I grab a wash rag and scrub the new face off. The makeup colors stain the rag. I scrub my skin till it’s red and raw and even then it’s not enough. I practically have to scrape the makeup off with my fingernails. And I do, layer by layer, until I get back to the old me. The real me.
21
Later that night, Momma and I are sitting in the living room reading when the phone rings. I’m closer, so I go into the kitchen and pick up.
“Violet!” It’s Lottie. She don’t normally call at night, so immediately I wonder what’s going on.
“Hey, Lottie.” Then I wait to hear the big story.
But all she says is, “Did your mom like your makeover?”
I screw my face up. I know she can’t see me, but I
can’t help it. “That was clown makeup,” I say. “I scrubbed it off as soon as I got home.”

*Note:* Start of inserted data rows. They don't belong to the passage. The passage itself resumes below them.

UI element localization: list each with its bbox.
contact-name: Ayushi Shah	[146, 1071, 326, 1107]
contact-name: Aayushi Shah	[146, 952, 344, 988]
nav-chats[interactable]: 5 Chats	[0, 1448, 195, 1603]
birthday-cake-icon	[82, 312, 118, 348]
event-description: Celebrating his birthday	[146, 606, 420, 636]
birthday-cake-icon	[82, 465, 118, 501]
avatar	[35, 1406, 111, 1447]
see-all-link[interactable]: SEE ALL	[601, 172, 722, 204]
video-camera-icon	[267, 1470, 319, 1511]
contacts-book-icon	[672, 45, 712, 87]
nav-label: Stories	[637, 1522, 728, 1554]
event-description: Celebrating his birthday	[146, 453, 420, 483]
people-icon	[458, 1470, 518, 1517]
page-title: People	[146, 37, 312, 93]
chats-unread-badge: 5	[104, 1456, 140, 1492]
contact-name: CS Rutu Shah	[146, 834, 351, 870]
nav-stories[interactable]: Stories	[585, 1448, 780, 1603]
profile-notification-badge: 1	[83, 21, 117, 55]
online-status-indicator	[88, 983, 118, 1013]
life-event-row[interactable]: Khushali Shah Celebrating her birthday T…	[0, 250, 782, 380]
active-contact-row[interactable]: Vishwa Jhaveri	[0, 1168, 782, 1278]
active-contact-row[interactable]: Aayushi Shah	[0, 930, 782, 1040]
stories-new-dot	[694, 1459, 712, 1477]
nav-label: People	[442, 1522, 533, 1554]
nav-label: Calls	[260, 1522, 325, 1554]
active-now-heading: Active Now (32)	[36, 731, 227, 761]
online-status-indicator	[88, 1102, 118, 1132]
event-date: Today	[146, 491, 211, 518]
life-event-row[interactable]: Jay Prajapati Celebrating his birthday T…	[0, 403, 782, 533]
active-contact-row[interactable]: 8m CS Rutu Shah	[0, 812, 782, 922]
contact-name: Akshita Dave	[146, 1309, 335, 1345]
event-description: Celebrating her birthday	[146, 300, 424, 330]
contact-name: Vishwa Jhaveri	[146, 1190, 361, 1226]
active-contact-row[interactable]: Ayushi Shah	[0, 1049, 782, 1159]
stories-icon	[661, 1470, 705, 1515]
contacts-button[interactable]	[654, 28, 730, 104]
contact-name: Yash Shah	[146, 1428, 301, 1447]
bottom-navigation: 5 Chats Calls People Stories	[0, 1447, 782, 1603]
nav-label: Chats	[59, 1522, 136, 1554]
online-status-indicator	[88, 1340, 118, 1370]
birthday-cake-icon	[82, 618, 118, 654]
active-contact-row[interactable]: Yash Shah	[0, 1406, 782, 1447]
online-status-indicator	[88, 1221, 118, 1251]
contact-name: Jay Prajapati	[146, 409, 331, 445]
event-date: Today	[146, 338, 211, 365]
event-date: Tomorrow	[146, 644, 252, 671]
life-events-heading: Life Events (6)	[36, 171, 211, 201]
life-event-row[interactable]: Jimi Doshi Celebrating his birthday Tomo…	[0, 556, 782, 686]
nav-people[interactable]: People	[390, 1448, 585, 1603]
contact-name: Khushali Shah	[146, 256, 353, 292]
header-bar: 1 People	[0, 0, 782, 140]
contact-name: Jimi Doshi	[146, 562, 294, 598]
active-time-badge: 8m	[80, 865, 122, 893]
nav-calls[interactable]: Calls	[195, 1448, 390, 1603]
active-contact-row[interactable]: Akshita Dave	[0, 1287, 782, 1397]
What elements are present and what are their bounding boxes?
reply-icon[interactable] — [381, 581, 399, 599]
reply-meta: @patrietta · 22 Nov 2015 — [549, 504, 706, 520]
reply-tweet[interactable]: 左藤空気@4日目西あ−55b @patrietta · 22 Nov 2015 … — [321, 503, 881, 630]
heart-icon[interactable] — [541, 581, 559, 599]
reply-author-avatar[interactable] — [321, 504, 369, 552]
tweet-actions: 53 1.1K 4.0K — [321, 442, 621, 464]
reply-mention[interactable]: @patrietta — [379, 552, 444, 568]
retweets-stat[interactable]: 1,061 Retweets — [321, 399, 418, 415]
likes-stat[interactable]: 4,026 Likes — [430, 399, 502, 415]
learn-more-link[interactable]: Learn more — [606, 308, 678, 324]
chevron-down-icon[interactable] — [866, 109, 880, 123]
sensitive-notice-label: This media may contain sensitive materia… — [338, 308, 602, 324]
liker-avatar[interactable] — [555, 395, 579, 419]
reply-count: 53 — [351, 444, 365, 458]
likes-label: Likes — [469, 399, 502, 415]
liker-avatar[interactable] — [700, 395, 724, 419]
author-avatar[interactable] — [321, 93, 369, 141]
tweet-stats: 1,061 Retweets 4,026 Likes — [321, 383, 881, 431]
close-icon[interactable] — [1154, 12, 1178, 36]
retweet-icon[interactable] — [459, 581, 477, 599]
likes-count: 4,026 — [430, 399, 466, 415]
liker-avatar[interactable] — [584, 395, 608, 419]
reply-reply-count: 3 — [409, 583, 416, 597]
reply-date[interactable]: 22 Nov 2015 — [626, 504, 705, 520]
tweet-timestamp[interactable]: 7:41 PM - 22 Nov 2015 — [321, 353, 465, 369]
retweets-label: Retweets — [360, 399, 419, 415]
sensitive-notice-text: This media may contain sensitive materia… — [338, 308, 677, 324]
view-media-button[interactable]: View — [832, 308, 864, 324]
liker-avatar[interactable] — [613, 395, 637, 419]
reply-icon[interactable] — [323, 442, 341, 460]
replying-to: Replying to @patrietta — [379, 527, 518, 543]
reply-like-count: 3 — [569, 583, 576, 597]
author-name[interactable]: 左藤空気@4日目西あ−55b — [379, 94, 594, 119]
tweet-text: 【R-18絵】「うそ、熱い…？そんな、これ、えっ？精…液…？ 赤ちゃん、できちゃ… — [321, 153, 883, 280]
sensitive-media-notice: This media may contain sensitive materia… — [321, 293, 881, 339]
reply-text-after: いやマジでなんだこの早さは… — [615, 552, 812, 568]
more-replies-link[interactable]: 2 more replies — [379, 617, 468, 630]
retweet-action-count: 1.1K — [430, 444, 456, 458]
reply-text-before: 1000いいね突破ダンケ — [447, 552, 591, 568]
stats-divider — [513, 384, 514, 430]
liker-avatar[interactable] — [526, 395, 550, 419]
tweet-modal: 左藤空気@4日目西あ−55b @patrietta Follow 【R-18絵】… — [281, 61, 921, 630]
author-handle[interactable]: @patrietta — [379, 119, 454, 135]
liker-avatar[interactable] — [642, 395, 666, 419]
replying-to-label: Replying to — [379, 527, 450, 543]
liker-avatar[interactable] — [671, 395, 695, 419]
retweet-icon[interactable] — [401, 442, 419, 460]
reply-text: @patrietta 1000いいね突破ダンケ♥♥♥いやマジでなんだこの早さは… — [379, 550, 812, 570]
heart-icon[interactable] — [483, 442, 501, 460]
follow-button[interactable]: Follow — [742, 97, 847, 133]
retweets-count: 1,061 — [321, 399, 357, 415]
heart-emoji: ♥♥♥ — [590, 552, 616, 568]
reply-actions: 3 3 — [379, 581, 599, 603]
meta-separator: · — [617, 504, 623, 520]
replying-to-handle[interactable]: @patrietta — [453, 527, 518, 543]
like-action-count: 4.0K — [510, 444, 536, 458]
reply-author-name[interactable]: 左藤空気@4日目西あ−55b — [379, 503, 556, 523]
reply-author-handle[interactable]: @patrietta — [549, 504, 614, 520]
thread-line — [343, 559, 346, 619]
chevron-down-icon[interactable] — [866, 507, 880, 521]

“But you looked so good!” She sounds disappointed. “I myself am planning to wear lip gloss when junior high starts.”
I sigh heavily. “Is that all you called to talk about? Makeup?”
“I just called to say hi.” Her voice sounds small.
Lord, I didn’t mean to hurt her feelings. I’m just sick of all this makeover business. But I don’t want Lottie to feel bad, so I try to think of something to say to make her feel better.
She beats me to it. “I forgot to tell you something.” When she speaks again, I can tell she’s got her hand over the mouthpiece ’cause her voice sounds close and loud. “I got a bra!”
“You what?” I shout. Then I remember Momma’s in the next room. I cup my hand over the phone too. “What?”
“The other day, me and my mom.”
I don’t know what to say. Lottie is acting like this is something to celebrate. I try to think of something encouraging to say, but all I come up with is “Well, if that’s what you want.”
“Come on, Violet.” When I don’t answer, she says, “We’re almost in junior high, and—”
I cut her off right there. “Junior high or not, I ain’t wearing that clown makeup or acting all googly-eyed over boys like Melissa does, and I’m not interested in your bra. Just count me out.”
“It’s not just that,” she says. “There’s other stuff.”
“Like what?”
“Like . . . since I’m wearing a bra and since I’m getting older, I need more privacy. I need my own room.”
I huff into the phone. “Nothing’s wrong with your room. Why’re you trying to change everything?”
“I’m not trying! Everything’s changing anyway.”
I glance through the window at her house, which she is no longer in. “Lottie—”
“That’s another thing!” she says. “I’m tired of that name. We’re going to junior high—I don’t want to be called by a name my sisters made up because they couldn’t pronounce things right.”